Eight Colorado district attorneys on Thursday released detailed data about their operations in an attempt to be more transparent with the public amid broader criticism of racial disparities in and distrust of the U.S. criminal justice system.
The data offers a look at the operations of Colorado’s prosecutors in unprecedented detail, with researchers tracking 55 different aspects of prosecution, ranging from charging and bond decisions to sentencing to how long cases take to be resolved.
“For too long and too often, the justice system feels like a black box of information,” 18th Judicial District Attorney John Kellner said during a news conference Thursday. “…That changes today.”
The data is presented publicly in online dashboards for each of the eight offices that participated in the research project, which was funded by an $882,000 grant from the Microsoft Justice Reform Institute. The research was carried out by the University of Denver’s Colorado Evaluation and Action Lab and by Prosecutorial Performance Indicators.
Five Front Range district attorneys and three elected prosecutors in other areas of the state participated in the project, including the district attorneys in Denver and Boulder, as well as in Jefferson, Larimer, Arapahoe, Douglas, La Plata, Montrose and Eagle counties, among others.

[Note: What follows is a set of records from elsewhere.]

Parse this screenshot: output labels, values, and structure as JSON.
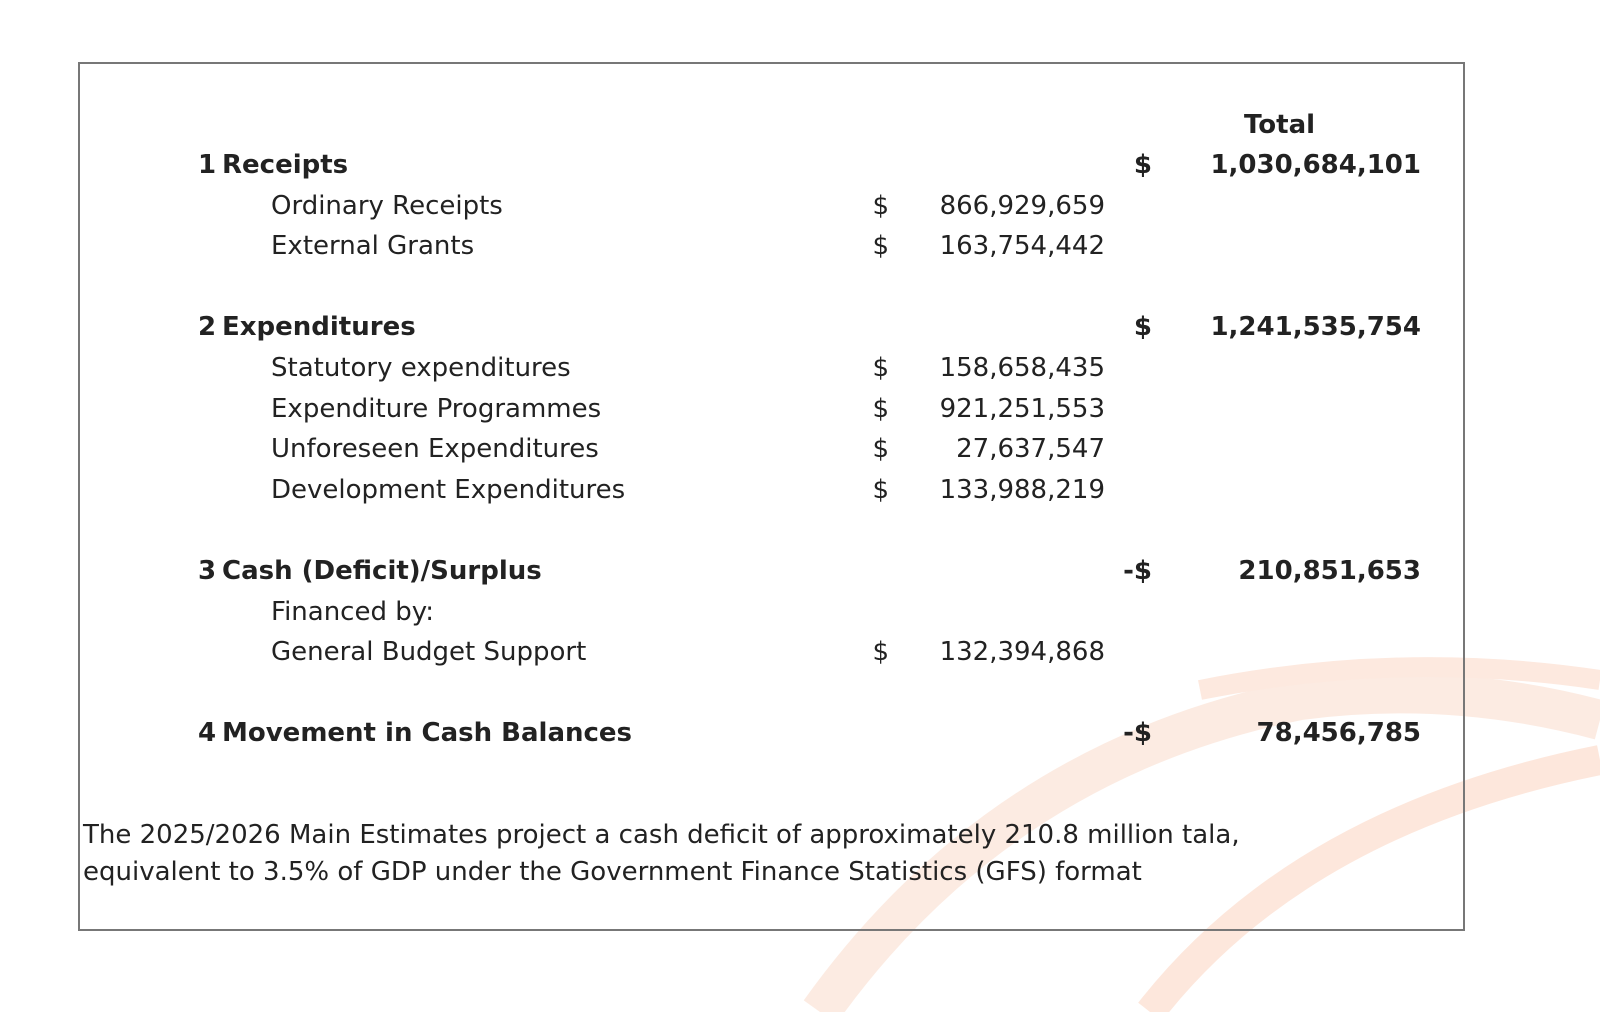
{
  "table": {
    "header": "Total",
    "sections": [
      {
        "number": "1",
        "title": "Receipts",
        "currency": "$",
        "total": "1,030,684,101",
        "items": [
          {
            "label": "Ordinary Receipts",
            "currency": "$",
            "amount": "866,929,659"
          },
          {
            "label": "External Grants",
            "currency": "$",
            "amount": "163,754,442"
          }
        ]
      },
      {
        "number": "2",
        "title": "Expenditures",
        "currency": "$",
        "total": "1,241,535,754",
        "items": [
          {
            "label": "Statutory expenditures",
            "currency": "$",
            "amount": "158,658,435"
          },
          {
            "label": "Expenditure Programmes",
            "currency": "$",
            "amount": "921,251,553"
          },
          {
            "label": "Unforeseen Expenditures",
            "currency": "$",
            "amount": "27,637,547"
          },
          {
            "label": "Development Expenditures",
            "currency": "$",
            "amount": "133,988,219"
          }
        ]
      },
      {
        "number": "3",
        "title": "Cash (Deficit)/Surplus",
        "currency": "-$",
        "total": "210,851,653",
        "items": [
          {
            "label": "Financed by:"
          },
          {
            "label": "General Budget Support",
            "currency": "$",
            "amount": "132,394,868"
          }
        ]
      },
      {
        "number": "4",
        "title": "Movement in Cash Balances",
        "currency": "-$",
        "total": "78,456,785",
        "items": []
      }
    ]
  },
  "note": {
    "lines": [
      "The 2025/2026 Main Estimates project a cash deficit of approximately 210.8 million tala,",
      "equivalent to 3.5% of GDP under the Government Finance Statistics (GFS) format"
    ]
  }
}
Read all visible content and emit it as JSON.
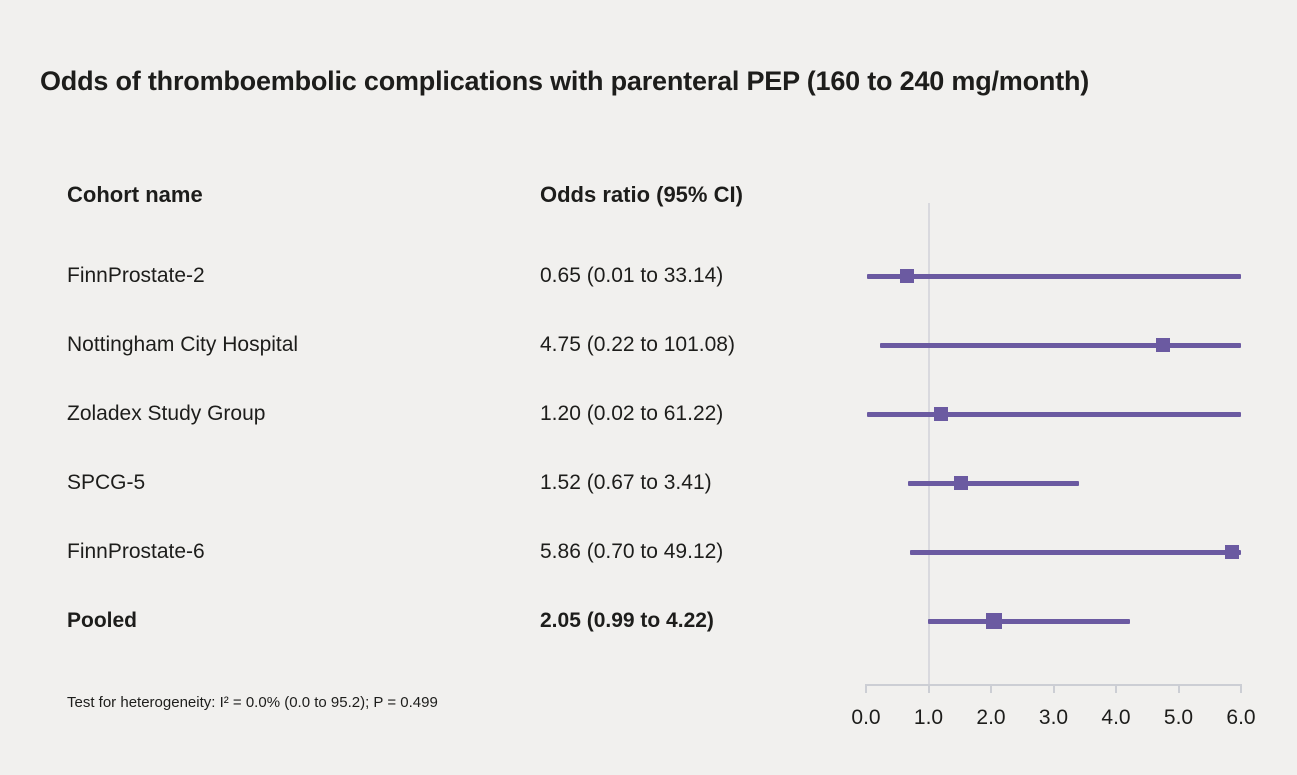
{
  "title": "Odds of thromboembolic complications with parenteral PEP (160 to 240 mg/month)",
  "table": {
    "col1_header": "Cohort name",
    "col2_header": "Odds ratio (95% CI)"
  },
  "footnote": "Test for heterogeneity: I² = 0.0% (0.0 to 95.2); P = 0.499",
  "chart_data": {
    "type": "forest",
    "title": "Odds of thromboembolic complications with parenteral PEP (160 to 240 mg/month)",
    "rows": [
      {
        "name": "FinnProstate-2",
        "label": "0.65 (0.01 to 33.14)",
        "est": 0.65,
        "lo": 0.01,
        "hi": 33.14,
        "bold": false
      },
      {
        "name": "Nottingham City Hospital",
        "label": "4.75 (0.22 to 101.08)",
        "est": 4.75,
        "lo": 0.22,
        "hi": 101.08,
        "bold": false
      },
      {
        "name": "Zoladex Study Group",
        "label": "1.20 (0.02 to 61.22)",
        "est": 1.2,
        "lo": 0.02,
        "hi": 61.22,
        "bold": false
      },
      {
        "name": "SPCG-5",
        "label": "1.52 (0.67 to 3.41)",
        "est": 1.52,
        "lo": 0.67,
        "hi": 3.41,
        "bold": false
      },
      {
        "name": "FinnProstate-6",
        "label": "5.86 (0.70 to 49.12)",
        "est": 5.86,
        "lo": 0.7,
        "hi": 49.12,
        "bold": false
      },
      {
        "name": "Pooled",
        "label": "2.05 (0.99 to 4.22)",
        "est": 2.05,
        "lo": 0.99,
        "hi": 4.22,
        "bold": true
      }
    ],
    "xaxis": {
      "min": 0.0,
      "max": 6.0,
      "ticks": [
        0.0,
        1.0,
        2.0,
        3.0,
        4.0,
        5.0,
        6.0
      ],
      "tick_labels": [
        "0.0",
        "1.0",
        "2.0",
        "3.0",
        "4.0",
        "5.0",
        "6.0"
      ],
      "ref_line": 1.0
    },
    "colors": {
      "marker": "#6b5aa1",
      "line": "#6b5aa1",
      "ref_line": "#d9d9de",
      "axis": "#ccced4"
    }
  }
}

“We are not offering data for data’s sake,” said Alexis King, the district attorney in Jefferson and Gilpin counties. “We are offering data as a step towards transparency, to promote public trust and really to solve big problems.”
King said she hopes the data will help inform the district attorney’s office of where racial disparities exist within the court process so that the prosecutors can work to remedy those disparities.
“It really came down to me wanting to have a better understanding of what was happening, and really what was happening here,” she said. “Not Denver, not Colorado Springs, but here in Jefferson County.”
The researchers in King’s district found that Black and Hispanic people are more likely than white people to be held in jail before they are convicted of a crime. In 2021, about 31% of white defendants were held in pretrial detention, while 43% of Black defendants and 36% of Hispanic defendants were detained. The data does not yet explore reasons for the disparity.
In an interview last week, King acknowledged the disparity and said the office “has some work to do with implicit bias and bond.” She also noted that researchers found Hispanic defendants were frequently misidentified as white defendants in the collected data, which means Hispanic defendants were likely undercounted and underrepresented in the data.
The pilot effort, which could be expanded statewide, is funded for another year, at which point the prosecutors will need to seek additional funding to keep on collecting and sharing the data.
This is a developing story and will be updated.